Run the server. Now, at http://localhost:8000/ping, you should see:

{
  "ping": "pong!",
  "environment": "prod",
  "testing": true
}

What happens when you set the TESTING environment variable to foo? Try this out. Then update the variable to 0.

With the server running, navigate to http://localhost:8000/ping and then refresh a few times. Back in your terminal, you should see several log messages for:

Loading config settings from the environment...

Essentially, get_settings gets called for each request. If we refactored the config so that the settings were read from a file, instead of from environment variables, it would be much too slow.

Let's use lru_cache to cache the settings so get_settings is only called once.

Update config.py:

# project/app/config.py


import logging
import os
from functools import lru_cache

from pydantic import BaseSettings


log = logging.getLogger(__name__)


class Settings(BaseSettings):
    environment: str = os.getenv("ENVIRONMENT", "dev")
    testing: bool = os.getenv("TESTING", 0)


@lru_cache()
def get_settings() -> BaseSettings:
    log.info("Loading config settings from the environment...")
    return Settings()

After the auto-reload, refresh the browser a few times. You should only see one Loading config settings from the environment... log message.

Async Handlers

Let's convert the synchronous handler over to an asynchronous one.

Rather than having to go through the trouble of spinning up a task queue (like Celery or RQ) or utilizing threads, FastAPI makes it easy to deliver routes asynchronously. As long as you don't have any blocking I/O calls in the handler, you can simply declare the handler as asynchronous by adding the async keyword like so:

@app.get("/ping")
async def pong(settings: Settings = Depends(get_settings)):
    return {
        "ping": "pong!",
        "environment": settings.environment,
        "testing": settings.testing
    }

That's it. Update the handler in your code, and then make sure it still works as expected.

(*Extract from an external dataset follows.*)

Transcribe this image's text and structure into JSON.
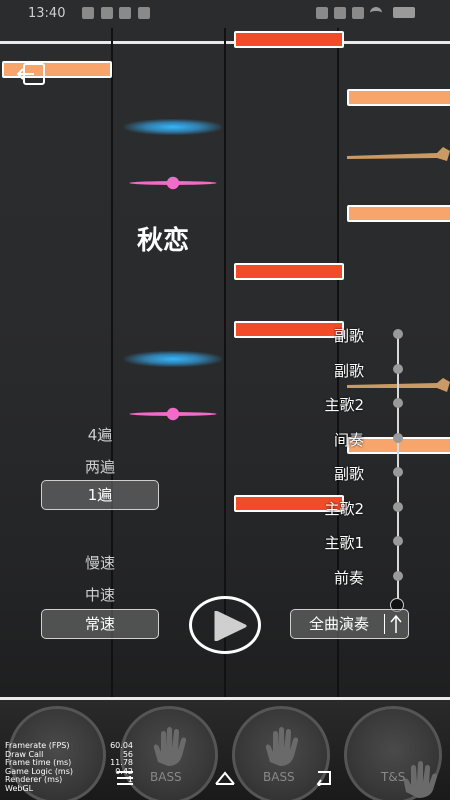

Kill the server once done. Exit then remove the virtual environment as well. Then, add a requirements.txt file to the "project" directory:

fastapi==0.55.1
uvicorn==0.11.5

Finally, add a .gitignore to the project root:

__pycache__
env

You should now have:

├── .gitignore
└── project
    ├── app
    │   ├── __init__.py
    │   ├── config.py
    │   └── main.py
    └── requirements.txt

Init a git repo and commit your code.